The card is among Mastercard’s premium products & might be used anywhere globally, added LVL CEO Chris Slaughter. However, on the other side, Mastercard hasn’t yet answered to requests for comment at the reporting time.
“It took us a few months to get [Mastercard] to be comfortable with it being linked to crypto,” Slaughter explained. “Convincing them that it had been aligned with their premium brand was more involved as their view on cryptocurrency associated businesses is that they’re transactional businesses, not member services businesses. … We’re a subscription service, which is analogous to having a premium card membership in Mastercard’s eyes.”
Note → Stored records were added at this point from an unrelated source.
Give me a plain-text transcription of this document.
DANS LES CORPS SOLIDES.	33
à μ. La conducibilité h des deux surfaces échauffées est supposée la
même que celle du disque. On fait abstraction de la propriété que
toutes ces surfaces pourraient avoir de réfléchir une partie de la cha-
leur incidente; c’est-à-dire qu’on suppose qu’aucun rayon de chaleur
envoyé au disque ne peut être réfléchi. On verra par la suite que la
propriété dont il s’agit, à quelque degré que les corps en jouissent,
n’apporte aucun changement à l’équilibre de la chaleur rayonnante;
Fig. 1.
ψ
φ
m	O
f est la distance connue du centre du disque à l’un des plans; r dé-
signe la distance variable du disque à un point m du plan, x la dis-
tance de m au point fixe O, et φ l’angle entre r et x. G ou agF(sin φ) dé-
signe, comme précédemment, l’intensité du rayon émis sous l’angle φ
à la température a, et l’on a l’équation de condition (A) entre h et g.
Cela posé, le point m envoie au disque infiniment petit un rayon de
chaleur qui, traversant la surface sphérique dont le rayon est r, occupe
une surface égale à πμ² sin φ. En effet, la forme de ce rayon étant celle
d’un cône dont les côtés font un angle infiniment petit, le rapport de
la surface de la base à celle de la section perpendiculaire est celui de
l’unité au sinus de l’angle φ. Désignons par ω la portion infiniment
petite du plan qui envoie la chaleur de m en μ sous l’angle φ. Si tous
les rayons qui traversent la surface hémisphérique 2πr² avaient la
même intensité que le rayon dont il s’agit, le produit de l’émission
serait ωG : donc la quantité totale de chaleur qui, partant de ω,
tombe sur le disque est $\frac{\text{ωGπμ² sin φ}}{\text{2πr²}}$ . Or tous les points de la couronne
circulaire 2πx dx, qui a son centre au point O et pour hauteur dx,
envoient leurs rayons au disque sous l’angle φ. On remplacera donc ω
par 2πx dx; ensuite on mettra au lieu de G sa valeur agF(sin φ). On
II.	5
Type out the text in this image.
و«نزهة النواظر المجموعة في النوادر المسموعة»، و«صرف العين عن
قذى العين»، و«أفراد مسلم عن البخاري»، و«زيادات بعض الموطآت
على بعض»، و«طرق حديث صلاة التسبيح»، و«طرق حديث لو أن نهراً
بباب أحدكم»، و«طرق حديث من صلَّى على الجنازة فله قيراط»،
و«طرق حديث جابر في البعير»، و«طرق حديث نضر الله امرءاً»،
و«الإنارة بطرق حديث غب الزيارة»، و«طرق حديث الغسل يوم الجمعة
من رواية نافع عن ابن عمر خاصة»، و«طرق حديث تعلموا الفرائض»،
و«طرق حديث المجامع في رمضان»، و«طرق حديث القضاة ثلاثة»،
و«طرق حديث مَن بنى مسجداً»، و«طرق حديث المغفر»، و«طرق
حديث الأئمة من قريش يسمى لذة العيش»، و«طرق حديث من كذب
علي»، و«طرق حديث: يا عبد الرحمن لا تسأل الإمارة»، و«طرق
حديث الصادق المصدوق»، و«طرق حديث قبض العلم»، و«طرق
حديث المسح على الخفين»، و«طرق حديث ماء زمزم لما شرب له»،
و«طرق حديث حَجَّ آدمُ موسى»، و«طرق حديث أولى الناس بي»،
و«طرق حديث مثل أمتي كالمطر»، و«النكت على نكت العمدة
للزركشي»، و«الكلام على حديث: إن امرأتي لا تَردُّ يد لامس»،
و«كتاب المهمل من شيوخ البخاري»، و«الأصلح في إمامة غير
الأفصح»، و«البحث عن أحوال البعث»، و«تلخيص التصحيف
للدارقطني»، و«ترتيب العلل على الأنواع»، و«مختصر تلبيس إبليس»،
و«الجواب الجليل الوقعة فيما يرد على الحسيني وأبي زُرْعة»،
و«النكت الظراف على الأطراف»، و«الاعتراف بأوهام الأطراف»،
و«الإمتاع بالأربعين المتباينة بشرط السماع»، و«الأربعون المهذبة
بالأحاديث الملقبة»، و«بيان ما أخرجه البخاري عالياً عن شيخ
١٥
The debit card is a component of LVL’s aim to bring traditional banking services and digital assets closer together for the typical consumer. Earlier in November last year, the firm removed trading fees on its platform in favor of a subscription-based service. Slaughter added that he expects the debit card to get a “substantial portion” of the firm’s revenue.
On most exchanges, cash is held in “for benefit of” [FBO] accounts. Such accounts are opened within the company’s name and have sub-accounts for individual users. In contrast, Slaughter added, LVL offers deposit accounts that are opened within the customer’s name and can’t be managed by LVL.
LVL’s rear bank is Evolve Bank & Trust, a community bank based in West Memphis, Ark., that the exchange accesses through San Francisco fintech firm Synapse. [Synapse offers APIs that permit other firms to feature bank services like checking accounts to their platforms.]
“Other people want to do to cryptocurrency-linked debit cards but [LVL] is among the fastest to plug on this,” added Synapse CEO Sankaet Pathak. “One functionality that folks constantly desire within the cryptocurrency space is the same thing that happened with E-Trade and Schwab – they need deposit capabilities, direct deposit and card issuance associated to their accounts.”
Within recent few months, businesses like p2p cryptocurrency marketplace Paxful, digital investment platform Bitpanda and Manhattan-based bank Quontic have launched or announced plans to launch debit cards associated to cryptocurrency accounts.
Last month, BlockFi revealed plans for a Bitcoin [BTC, +2.76%] rewards credit card.
“A lot of the debit cards that exist within the cryptocurrency ecosystem are the type that are oriented around this concept of paying your crypto, which a minimum of clients at BlockFi aren’t curious about doing,” CEO Zack Prince added within his recent official interview.